Tripling Down: How the Strategic Housing Plan Fed into the LDC rewrite
After passing the Austin Strategic Housing Plan, the Council dove into the LDC process, called CodeNext . That effort ran aground in August 2018 when the Mayor and Council supporters pulled it from consideration, citing, among other reasons, a wave of disinformation.
Then in the spring of last year they began consideration of the LDC again, this time dropping the name CodeNext. In their May 2, 2019 instructions to the City Manager the Council majority used as their base housing unit number the ASHB goal of 135,000 unit.
Then they literally tripled down on it and established a goal of 405,000 units. Once again this is the number guiding the dramatic upzoning of much of central Austin.
More on that will have to wait until our next episode, LDC Austin – The Numbers.

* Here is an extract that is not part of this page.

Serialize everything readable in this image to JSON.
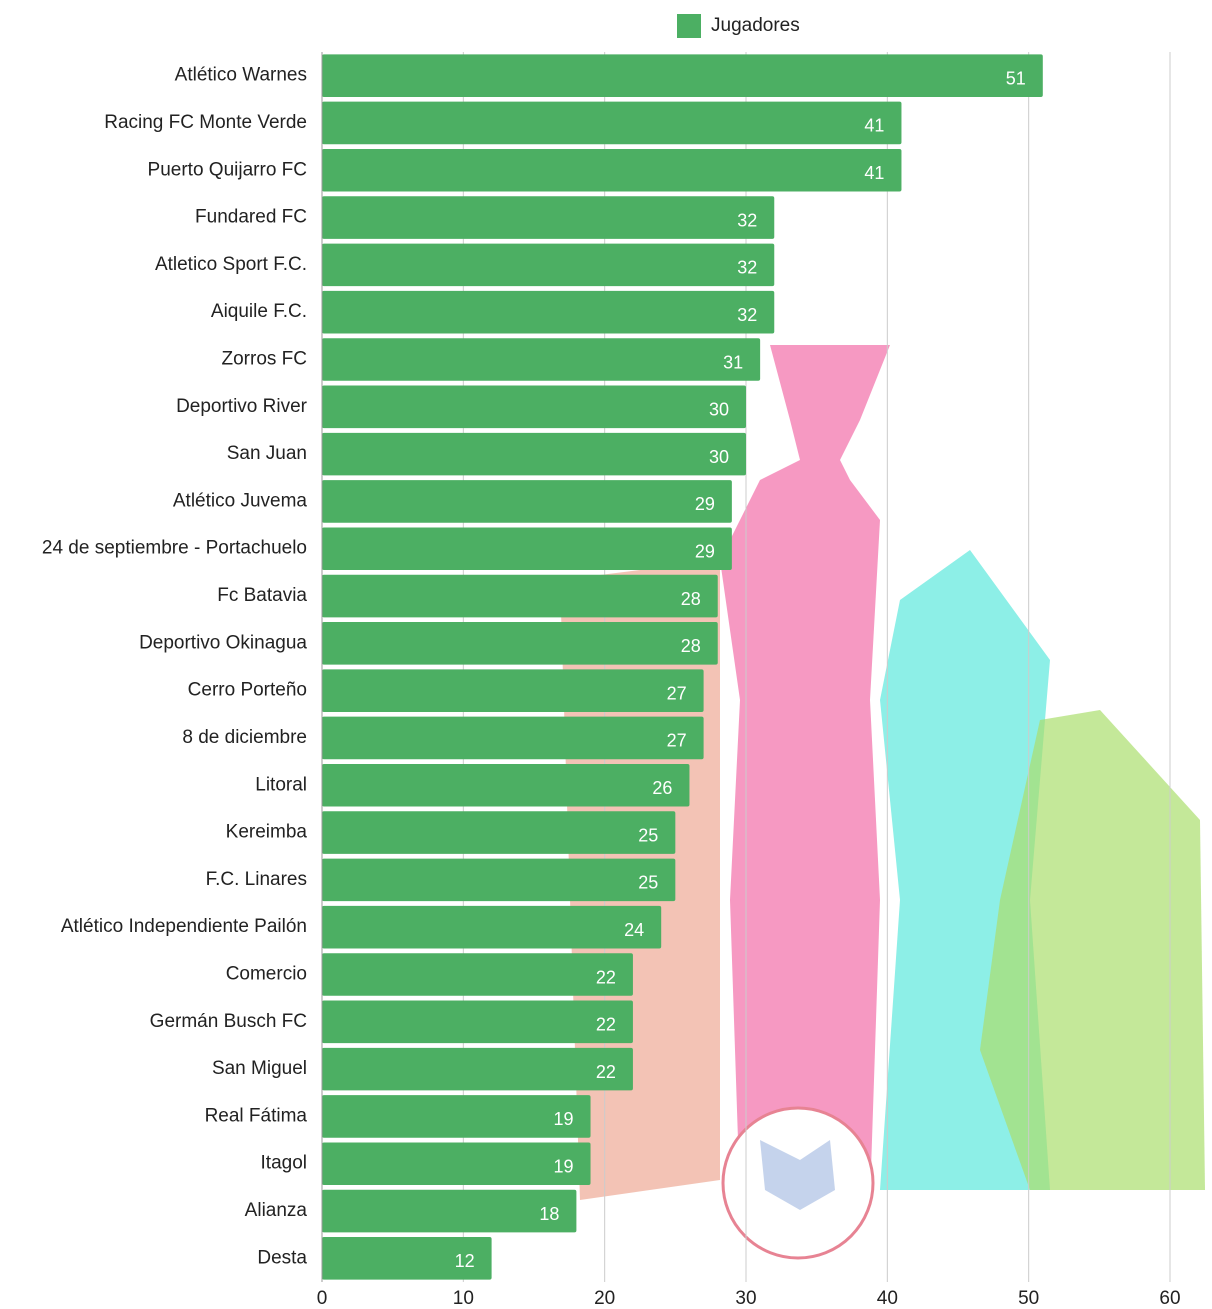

In closing, since Robinson felt the need to speak out, let’s hear just a little bit more of what he has to say. Robinson ended his April 2017 memo with some recommendations on “development code and transportation system strategies” that he thinks “might work.”
- “a flexible and nimble Land Development Code (LDC) that supports and enables the creation of a wide diversity of housing types and unit densities,
- a LDC that promotes the preservation of core, anchor single family neighborhoods but gives home owners the chance to create infill stock like Accessary Dwelling Units thereby generating new revenue streams and interstitial housing stock.
- a LDC that puts the importance of the preservation of organic, market-rate affordable housing over the creation of new housing stock,
- development review fees and plan review time and review complexity all add costs that are within the realm of what the City can actually influence,
- and finally, a truly high-capacity regional transit system that can move significant numbers of workers efficiently across metropolitan space.”
Paragraph 4 in the section titled “When Mr. Robinson Went To Council” updated on March 17, 2020 at 11:14 PM to clarify when the story referred to population numbers rather than housing units.